BOSTON — Plaintiffs in a lawsuit challenging the Trump administration's campaign of arresting and deporting college faculty and students who participated in pro-Palestinian demonstrations spent the first few days of the trial showing how the crackdown silenced scholars and targeted more than 5,000 protesters.
The lawsuit, filed by several university associations, is one of the first against President Donald Trump and members of his administration to go to trial. Plaintiffs want U.S. District Judge William Young to rule that the policy violates the First Amendment and the Administrative Procedure Act, a law that governs how federal agencies develop and issue regulations.
No ideological deportation policy
On Friday, a top State Department official testifying for the government insisted there was no ideological deportation policy as the plaintiffs contend.
John Armstrong, the senior bureau official in Bureau of Consular Affairs, told the court that visa revocations were based on long-standing immigration law.
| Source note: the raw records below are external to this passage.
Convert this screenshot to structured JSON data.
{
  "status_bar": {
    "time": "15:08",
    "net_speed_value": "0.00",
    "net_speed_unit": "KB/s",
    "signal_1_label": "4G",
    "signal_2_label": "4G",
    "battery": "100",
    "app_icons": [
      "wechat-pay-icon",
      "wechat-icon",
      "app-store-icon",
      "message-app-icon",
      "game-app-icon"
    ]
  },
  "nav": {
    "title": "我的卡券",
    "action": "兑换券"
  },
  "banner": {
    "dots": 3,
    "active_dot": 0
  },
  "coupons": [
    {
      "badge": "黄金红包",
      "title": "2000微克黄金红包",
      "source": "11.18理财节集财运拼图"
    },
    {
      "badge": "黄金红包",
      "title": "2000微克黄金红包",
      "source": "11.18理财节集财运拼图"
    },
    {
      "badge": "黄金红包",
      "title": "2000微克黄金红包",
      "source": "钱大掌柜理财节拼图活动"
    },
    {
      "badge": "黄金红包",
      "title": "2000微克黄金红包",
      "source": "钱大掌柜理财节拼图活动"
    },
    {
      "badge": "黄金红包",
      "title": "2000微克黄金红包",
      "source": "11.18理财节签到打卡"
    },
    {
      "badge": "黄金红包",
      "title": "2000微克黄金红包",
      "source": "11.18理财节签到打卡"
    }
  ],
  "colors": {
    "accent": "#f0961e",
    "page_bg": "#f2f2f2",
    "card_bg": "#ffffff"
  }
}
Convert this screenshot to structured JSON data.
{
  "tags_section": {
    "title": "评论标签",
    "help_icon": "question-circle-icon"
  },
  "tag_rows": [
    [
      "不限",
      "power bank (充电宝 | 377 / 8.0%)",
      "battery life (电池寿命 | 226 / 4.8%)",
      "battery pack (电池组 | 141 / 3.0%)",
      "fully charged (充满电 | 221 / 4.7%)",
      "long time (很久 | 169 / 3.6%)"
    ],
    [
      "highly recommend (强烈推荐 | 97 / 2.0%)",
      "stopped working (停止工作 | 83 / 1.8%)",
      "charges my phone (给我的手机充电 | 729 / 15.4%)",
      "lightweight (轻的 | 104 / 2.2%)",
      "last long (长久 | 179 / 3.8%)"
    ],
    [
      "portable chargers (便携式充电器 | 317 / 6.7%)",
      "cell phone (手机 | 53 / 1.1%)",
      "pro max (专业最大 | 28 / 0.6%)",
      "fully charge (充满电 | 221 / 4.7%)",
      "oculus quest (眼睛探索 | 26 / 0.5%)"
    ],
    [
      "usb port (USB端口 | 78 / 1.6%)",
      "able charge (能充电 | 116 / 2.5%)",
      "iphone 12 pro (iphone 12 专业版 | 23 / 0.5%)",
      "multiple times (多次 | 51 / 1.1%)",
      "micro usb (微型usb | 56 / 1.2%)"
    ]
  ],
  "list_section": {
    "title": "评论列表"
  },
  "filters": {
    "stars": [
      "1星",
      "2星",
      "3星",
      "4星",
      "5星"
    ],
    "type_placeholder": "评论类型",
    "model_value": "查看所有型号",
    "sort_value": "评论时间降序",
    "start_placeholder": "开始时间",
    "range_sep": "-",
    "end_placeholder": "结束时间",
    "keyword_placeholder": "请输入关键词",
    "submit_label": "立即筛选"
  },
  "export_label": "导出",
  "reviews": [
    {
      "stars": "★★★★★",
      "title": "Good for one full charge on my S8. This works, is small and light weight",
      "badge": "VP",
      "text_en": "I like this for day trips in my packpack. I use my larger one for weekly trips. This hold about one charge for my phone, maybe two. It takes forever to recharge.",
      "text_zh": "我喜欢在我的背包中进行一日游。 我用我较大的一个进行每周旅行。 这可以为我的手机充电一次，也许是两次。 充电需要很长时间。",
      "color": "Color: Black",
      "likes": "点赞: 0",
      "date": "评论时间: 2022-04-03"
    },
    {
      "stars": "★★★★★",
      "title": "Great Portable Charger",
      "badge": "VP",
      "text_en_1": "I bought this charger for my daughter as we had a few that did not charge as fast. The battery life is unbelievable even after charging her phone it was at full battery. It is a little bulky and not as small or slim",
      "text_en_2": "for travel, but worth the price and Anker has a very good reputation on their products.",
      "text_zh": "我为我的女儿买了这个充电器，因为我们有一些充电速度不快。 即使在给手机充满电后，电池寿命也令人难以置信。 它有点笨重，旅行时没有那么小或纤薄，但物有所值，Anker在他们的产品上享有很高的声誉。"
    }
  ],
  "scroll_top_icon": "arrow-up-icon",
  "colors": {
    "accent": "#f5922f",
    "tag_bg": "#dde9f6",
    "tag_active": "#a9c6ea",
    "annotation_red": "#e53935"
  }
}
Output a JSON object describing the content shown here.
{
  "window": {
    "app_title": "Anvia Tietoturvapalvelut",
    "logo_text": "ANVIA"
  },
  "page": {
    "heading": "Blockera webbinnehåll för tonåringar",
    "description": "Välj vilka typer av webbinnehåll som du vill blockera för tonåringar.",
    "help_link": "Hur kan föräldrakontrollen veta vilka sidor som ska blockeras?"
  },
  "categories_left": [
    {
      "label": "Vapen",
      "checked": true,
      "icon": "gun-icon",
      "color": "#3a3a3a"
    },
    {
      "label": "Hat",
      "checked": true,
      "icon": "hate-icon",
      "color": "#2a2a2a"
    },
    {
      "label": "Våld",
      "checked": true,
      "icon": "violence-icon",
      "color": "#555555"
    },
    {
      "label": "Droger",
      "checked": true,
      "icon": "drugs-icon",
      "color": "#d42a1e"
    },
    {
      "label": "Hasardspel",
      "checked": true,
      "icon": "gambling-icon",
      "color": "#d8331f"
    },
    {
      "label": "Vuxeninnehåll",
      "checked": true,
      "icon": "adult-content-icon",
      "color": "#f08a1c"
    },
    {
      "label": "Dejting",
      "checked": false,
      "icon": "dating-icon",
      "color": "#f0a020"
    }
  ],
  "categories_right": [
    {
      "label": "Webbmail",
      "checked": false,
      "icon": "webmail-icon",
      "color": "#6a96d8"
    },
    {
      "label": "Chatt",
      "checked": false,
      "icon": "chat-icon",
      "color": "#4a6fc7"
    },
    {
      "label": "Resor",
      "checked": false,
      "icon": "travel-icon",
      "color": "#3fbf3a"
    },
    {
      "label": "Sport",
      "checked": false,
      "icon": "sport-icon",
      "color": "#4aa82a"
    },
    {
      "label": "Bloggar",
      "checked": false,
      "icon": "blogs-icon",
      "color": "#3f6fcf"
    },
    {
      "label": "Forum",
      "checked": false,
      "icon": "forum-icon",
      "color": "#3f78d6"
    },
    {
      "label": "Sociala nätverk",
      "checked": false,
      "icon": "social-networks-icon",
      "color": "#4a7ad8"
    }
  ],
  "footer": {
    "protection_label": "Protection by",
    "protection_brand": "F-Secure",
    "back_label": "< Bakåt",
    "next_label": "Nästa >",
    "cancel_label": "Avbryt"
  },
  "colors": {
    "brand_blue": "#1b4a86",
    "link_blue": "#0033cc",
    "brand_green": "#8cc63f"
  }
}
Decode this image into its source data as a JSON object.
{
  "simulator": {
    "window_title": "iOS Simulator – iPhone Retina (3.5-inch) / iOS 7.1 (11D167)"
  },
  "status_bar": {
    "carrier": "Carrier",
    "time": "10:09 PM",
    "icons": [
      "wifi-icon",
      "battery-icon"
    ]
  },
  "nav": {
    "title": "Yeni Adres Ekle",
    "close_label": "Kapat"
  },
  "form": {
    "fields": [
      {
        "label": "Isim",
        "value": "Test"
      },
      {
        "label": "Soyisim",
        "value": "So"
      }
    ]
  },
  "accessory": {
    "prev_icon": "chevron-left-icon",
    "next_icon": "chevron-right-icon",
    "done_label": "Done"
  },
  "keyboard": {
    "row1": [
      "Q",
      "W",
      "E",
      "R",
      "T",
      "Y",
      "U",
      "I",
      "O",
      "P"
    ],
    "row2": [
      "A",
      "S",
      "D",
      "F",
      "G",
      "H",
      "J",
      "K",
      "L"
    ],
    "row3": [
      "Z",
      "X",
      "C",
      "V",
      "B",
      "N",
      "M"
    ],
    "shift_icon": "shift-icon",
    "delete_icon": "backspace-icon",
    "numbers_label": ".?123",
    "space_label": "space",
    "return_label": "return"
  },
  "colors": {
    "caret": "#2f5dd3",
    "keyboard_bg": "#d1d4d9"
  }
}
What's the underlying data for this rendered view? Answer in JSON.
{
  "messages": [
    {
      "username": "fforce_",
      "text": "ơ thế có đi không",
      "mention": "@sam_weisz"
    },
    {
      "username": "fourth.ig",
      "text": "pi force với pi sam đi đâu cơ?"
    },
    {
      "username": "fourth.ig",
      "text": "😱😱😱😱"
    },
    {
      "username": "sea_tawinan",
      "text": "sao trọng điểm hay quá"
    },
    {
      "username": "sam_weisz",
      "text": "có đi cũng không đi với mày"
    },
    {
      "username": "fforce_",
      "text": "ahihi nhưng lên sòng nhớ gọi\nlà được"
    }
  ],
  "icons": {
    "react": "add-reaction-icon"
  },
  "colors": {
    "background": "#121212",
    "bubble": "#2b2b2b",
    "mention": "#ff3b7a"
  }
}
Armstrong acknowledge he played a role in the visa revocation of several high-profile activist including Rumeysa Ozturk and Mahmoud Khalil, and was shown memos endorsing their removal.
''We did not create a new policy or procedure here,'' Armstrong told the court, adding that Trump's executive orders on terrorism and combating antisemitism only served to reinforce existing policy and require a review of current practices.
Armstrong also insisted that visa revocation were not based on protected speech and called the allegation there is a policy targeting someone's ideology ''groundless.''
''It's silly to suggest there is a policy,'' he said.